INCREASED allocations for the development of national highways as well as the Budget's emphasis on infrastructure development got the cement stocks looking up on the bourses.

But, apart from the measures that kindled hopes of demand growth, the rest of the Budget proposals have left the industry either disappointed or indifferent.

"My worry is that cement will be particularly hit because of reduction in depreciation, this will increase the tax burden. Cement is already one of the most taxed sectors in the country," said Mr D.D. Rathi, group executive president and CFO with Grasim Industries. "Excise duty is 35 per cent. Removal of MAT is a good point."

But overall, despite the net reduction of around 3 per cent in corporate tax, considering the new fringe benefits tax, which could be a potential tax-sapper, cement would still remain a heavily taxed industry, he said.

Mr Anil Singhvi, Executive Director, Gujarat Ambuja Cements Ltd, said decreased depreciation should not impact the sector much since there is not much of new capital expenditure happening.

Decreased duties on various fuels will not have much of an impact on the sector, since there are set-offs available to corporates, said these officials.

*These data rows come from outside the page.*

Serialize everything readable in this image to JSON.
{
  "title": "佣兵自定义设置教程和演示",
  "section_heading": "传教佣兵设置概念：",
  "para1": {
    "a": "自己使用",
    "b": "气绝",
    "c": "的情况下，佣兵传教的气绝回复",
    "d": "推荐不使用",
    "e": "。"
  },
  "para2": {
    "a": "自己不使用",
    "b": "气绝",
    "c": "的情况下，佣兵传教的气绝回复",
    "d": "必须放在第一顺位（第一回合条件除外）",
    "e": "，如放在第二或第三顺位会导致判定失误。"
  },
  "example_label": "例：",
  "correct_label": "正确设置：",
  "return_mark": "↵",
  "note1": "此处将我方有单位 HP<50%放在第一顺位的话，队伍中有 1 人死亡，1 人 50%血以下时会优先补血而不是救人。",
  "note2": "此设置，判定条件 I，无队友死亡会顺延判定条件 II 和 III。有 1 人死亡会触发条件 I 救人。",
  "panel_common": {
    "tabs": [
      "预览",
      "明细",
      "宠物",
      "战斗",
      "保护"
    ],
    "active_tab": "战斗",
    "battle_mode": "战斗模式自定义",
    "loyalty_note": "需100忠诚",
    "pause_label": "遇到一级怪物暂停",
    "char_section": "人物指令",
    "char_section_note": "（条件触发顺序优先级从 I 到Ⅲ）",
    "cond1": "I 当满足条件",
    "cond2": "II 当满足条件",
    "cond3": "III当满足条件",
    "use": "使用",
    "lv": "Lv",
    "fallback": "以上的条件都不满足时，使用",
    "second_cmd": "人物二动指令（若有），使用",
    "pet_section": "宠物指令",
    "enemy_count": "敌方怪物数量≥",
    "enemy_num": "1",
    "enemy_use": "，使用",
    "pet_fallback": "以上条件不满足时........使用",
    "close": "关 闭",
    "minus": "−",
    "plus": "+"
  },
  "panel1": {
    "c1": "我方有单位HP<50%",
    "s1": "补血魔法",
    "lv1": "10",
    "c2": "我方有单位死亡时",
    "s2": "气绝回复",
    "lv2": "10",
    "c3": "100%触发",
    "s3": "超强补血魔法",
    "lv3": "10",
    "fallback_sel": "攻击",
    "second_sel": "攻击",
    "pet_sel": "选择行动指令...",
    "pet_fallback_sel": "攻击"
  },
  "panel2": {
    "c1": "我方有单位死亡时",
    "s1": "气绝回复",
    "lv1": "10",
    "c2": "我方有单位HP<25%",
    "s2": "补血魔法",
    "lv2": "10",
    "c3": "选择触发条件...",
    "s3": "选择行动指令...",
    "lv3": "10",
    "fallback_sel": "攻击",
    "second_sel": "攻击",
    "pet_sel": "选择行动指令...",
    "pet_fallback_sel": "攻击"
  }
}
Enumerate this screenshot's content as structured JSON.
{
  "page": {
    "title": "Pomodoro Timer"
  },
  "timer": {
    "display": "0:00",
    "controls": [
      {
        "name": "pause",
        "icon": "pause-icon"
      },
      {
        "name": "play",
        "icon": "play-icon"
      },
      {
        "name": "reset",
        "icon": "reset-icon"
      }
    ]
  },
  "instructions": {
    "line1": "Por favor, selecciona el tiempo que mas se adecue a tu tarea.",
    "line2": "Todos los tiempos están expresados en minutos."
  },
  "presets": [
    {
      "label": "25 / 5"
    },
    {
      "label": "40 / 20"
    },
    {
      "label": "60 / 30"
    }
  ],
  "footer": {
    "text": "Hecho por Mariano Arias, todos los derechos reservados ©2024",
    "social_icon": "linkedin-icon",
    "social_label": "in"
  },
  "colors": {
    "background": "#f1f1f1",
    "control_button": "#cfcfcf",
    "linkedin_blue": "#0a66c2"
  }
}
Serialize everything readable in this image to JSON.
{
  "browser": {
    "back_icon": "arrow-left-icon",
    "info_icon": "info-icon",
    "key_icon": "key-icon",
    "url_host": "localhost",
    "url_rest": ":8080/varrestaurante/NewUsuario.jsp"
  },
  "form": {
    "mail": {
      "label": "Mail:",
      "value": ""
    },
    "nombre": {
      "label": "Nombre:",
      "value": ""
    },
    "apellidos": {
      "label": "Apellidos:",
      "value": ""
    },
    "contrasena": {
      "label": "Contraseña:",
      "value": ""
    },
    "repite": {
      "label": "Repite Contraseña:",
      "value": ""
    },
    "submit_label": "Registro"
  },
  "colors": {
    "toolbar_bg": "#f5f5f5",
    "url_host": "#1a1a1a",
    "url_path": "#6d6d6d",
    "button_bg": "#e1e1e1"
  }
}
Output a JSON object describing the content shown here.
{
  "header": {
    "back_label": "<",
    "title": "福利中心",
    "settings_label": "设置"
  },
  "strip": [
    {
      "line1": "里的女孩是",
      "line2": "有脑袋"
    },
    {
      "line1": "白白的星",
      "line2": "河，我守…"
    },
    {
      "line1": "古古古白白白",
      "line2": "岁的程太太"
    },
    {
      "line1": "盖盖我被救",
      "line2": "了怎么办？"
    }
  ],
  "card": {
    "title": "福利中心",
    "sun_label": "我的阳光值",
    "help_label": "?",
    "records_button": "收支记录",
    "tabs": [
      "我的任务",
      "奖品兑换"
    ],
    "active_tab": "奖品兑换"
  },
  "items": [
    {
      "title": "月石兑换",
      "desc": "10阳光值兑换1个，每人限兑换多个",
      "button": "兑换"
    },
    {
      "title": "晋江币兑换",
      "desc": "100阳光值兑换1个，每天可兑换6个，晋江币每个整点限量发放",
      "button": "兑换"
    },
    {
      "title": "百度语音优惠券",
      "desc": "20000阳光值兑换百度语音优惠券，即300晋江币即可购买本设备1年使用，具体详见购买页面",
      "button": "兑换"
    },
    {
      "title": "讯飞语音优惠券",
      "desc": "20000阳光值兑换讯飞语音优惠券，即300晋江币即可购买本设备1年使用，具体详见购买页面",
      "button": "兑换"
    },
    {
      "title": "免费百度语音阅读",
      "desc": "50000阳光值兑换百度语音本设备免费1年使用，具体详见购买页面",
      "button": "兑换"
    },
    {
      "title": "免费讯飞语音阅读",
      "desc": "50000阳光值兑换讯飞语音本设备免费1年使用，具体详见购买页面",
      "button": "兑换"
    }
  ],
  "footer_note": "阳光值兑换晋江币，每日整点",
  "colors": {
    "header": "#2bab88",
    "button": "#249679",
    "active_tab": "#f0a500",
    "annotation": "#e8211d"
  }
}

The increase in specific duty on cement clinker from Rs 250 per metric tonne to Rs 350 per metric tonne has brought mixed reactions from the industry. While Mr Singhvi of Gujarat Ambuja and Mr Rathi of Grasim felt this would effectively curb excise evasion by small units, Mr A.K. Jain, Director, Marketing, The Associated Cement Companies, felt that the net impact would be an increase in costs.